Mrs. G posted a question on her Derfwad Manor blog last week asking if readers valued justice or mercy.  I said I go back and forth, I aways have.  One of the most frustrating things for me in law school was to learn how many cases are resolved based on rigid and out of date standards.  How frequently lies are told and evidence is suppressed or made invalid.  And worse, how frequently mercy (and common sense) was bypassed because the system is not about fairness but the "rule of law."

Today have seen the result of another aspect of our legal system.  One where those of us observing the legal maneuverings of the Casey Anthony trial were shocked to hear that the verdict could possibly be anything but guilty.  And yet she was found not guilty on all counts relating to the death of her child.

I can understand that the standard may not have been met to find for pre-meditated murder.  I do not see how the jury could find reasonable doubt that she was involved in the mistreatment or neglect of her daughter leading to her death (manslaughter.)

The standard is reasonable doubt - not no doubt.  I don't think this was a case of jury nullification as in the OJ Simpson case.  I think that the defense threw out so many other scenarios, most of them outrageous and none with any factual foundation, that they somehow got caught up in the what ifs.
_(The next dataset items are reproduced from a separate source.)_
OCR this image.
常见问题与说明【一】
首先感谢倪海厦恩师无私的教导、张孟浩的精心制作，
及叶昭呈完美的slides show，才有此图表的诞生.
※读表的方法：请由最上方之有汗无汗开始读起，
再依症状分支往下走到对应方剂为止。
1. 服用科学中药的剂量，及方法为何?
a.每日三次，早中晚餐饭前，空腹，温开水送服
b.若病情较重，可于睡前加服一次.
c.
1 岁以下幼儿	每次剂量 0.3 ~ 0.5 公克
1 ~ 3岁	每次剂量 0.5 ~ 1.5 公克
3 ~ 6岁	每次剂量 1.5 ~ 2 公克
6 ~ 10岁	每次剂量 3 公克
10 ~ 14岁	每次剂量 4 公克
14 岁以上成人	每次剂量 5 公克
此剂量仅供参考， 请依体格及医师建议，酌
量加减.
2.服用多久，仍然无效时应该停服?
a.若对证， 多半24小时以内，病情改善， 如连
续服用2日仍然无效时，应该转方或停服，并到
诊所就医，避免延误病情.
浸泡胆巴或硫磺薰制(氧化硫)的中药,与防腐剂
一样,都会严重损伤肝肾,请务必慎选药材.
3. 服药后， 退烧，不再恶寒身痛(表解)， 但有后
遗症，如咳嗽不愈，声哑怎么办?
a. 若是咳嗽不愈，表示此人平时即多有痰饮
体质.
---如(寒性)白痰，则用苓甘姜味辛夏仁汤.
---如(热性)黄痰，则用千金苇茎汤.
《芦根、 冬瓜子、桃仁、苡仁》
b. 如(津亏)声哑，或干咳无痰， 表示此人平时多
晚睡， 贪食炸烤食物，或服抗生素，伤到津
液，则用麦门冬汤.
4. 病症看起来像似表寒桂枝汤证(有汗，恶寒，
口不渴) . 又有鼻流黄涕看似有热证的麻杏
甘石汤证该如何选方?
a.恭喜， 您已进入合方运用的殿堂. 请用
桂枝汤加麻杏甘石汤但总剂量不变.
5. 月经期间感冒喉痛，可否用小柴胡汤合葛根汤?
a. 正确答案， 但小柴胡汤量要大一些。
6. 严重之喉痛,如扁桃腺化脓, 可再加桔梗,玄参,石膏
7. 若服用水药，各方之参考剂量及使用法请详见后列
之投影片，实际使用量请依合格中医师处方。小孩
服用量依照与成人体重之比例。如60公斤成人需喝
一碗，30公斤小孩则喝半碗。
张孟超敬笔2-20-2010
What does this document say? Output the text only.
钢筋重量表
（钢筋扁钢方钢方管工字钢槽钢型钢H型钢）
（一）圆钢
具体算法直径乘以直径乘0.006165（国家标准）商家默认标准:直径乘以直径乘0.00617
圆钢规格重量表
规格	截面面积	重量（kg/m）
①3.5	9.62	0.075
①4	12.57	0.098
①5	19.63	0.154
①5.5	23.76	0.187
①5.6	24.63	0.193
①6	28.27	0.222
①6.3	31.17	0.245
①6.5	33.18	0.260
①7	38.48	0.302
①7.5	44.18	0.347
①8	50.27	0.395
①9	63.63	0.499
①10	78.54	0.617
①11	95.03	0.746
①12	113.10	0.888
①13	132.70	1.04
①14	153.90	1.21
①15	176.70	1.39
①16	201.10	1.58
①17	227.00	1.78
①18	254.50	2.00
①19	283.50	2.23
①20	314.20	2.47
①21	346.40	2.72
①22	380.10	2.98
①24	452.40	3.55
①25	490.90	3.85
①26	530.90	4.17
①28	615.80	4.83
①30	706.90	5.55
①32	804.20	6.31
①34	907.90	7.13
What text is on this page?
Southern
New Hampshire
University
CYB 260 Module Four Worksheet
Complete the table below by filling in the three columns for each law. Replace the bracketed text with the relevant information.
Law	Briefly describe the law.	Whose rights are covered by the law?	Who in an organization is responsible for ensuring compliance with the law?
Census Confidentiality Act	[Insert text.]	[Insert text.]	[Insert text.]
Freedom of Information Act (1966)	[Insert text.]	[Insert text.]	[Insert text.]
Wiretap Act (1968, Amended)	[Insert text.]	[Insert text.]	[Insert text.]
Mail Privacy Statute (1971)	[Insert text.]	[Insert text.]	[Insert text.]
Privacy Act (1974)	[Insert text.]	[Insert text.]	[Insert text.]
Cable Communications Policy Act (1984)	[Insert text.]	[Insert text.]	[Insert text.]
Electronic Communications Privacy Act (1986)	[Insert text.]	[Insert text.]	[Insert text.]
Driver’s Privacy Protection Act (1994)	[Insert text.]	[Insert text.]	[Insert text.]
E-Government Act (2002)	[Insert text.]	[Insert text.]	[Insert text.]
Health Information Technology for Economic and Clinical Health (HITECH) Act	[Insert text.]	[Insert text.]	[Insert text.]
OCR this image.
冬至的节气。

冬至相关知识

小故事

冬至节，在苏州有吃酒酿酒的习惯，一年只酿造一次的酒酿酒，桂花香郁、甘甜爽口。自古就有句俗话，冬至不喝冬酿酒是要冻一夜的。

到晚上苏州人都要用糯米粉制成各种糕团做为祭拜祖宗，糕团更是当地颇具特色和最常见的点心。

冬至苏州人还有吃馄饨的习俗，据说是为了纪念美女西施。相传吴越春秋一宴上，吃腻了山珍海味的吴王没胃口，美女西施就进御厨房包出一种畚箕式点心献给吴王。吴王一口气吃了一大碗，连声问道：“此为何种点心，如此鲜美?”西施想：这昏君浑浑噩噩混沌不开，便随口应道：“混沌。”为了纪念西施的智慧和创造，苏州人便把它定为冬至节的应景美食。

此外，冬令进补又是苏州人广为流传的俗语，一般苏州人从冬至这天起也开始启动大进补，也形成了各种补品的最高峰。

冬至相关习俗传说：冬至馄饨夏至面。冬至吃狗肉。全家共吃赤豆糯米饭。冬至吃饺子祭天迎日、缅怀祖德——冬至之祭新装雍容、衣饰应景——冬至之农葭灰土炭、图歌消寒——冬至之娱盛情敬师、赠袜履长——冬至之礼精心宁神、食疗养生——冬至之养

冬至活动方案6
I suspect the mercy part is going to show up in the sentencing and she will be let go without any further jail time.  So sad for all of us that the system, as good as it can be, failed us again.


Judy said...

I was surprisingly heartbroken when I heard the verdict. It's hard to see her get away with this - all that lying from her and her family with no retribution. They have manipulated everyone for three years.

knittergran said...

AAAACCCCKKKK! Mrs. G is writing again and I didn't know! Where is she?
And re: the trial. I don't think they should be on tv. Turns the trials into a circus, with lawyers and participants acting for the cameras.